The state Supreme Court had people like Jackson in mind this year when it made Washington the first state to begin licensing non-lawyers to give legal advice, for a fraction of what lawyers often charge.
Under the “limited license legal technician” program, experienced paralegals who take additional courses in certain practice areas — for now, just family law — and who pass relevant exams become what’s been described as the nurse practitioners of the legal world.

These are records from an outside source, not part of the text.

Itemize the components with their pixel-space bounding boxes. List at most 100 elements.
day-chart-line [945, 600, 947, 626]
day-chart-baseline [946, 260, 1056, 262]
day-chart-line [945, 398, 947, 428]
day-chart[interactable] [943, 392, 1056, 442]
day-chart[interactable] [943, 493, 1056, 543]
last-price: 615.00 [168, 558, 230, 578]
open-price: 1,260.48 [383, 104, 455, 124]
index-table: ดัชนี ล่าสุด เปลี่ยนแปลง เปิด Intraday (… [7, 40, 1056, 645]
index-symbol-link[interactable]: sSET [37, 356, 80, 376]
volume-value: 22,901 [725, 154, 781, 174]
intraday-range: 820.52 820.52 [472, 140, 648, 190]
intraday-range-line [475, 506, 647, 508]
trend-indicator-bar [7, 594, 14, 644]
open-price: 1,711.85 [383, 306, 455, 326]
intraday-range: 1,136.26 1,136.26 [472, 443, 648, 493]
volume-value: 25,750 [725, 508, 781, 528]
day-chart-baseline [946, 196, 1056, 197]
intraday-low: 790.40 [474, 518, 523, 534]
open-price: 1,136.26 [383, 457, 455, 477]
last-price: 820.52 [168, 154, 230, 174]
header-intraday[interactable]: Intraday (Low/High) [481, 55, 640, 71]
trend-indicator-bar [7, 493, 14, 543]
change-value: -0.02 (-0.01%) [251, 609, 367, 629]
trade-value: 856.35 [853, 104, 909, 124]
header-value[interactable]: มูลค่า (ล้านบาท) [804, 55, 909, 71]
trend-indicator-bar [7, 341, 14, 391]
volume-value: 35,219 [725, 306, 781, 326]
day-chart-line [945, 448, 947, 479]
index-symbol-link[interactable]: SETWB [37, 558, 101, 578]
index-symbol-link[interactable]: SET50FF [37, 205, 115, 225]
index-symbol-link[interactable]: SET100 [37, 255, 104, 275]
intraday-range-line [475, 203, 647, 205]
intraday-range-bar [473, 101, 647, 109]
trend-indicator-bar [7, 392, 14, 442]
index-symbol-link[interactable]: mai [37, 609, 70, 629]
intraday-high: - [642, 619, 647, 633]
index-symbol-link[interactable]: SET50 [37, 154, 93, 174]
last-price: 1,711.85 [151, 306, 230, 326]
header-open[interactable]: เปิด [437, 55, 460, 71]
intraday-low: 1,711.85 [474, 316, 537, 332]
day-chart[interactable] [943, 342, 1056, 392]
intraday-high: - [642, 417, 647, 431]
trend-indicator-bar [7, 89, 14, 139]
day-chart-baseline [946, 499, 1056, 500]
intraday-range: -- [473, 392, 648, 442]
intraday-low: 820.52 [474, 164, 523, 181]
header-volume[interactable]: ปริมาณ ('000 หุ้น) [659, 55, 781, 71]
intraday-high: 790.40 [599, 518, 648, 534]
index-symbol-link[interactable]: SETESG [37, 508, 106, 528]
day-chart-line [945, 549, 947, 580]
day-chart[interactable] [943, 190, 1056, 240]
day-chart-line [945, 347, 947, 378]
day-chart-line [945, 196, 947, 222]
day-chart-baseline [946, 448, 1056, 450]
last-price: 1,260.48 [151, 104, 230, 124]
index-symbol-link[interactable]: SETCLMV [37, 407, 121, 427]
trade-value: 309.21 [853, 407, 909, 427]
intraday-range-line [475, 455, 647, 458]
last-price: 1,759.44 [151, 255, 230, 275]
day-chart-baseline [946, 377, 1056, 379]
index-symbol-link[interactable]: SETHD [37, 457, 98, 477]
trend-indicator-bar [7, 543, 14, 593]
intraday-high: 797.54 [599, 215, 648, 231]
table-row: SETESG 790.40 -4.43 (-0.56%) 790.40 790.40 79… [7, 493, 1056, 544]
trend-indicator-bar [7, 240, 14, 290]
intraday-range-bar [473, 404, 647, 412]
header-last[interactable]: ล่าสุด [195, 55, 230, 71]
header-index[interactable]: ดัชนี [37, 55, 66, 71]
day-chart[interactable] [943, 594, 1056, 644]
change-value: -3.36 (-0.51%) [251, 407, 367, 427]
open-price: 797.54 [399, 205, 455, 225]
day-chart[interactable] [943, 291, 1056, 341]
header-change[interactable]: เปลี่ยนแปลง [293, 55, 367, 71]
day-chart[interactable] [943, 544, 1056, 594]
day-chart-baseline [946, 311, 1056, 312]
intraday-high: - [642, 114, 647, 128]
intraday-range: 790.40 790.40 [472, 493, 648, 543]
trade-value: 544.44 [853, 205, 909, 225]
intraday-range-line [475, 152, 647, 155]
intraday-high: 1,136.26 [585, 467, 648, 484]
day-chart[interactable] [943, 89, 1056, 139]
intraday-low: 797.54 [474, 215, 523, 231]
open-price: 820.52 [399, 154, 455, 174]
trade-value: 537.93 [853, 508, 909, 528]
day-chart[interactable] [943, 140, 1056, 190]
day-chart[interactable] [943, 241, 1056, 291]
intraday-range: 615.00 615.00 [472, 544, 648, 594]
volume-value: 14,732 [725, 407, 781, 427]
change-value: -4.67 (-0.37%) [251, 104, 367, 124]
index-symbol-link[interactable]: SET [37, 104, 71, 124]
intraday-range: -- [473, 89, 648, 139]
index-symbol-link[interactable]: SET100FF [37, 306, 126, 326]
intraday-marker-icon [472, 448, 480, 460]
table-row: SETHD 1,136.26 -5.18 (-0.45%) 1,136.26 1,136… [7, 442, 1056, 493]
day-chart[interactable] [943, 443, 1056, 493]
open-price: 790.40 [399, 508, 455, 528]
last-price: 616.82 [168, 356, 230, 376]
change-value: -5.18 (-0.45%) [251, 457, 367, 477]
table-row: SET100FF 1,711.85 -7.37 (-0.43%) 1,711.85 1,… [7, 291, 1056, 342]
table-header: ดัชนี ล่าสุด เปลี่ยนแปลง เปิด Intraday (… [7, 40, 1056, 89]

They can advise clients, perform legal research and draft documents to be filed, though they can’t represent their clients in court or negotiate on their behalf.
“There’s a crucial need,” said Professor Deborah Rhode, director of Stanford Law School’s Center on the Legal Profession, noting that surveys have shown “over four-fifths of the legal needs of poor people and close to one-half of the needs of moderate income people are not being met.”
“Lawyers have priced themselves out of the market for people of limited means,” she said.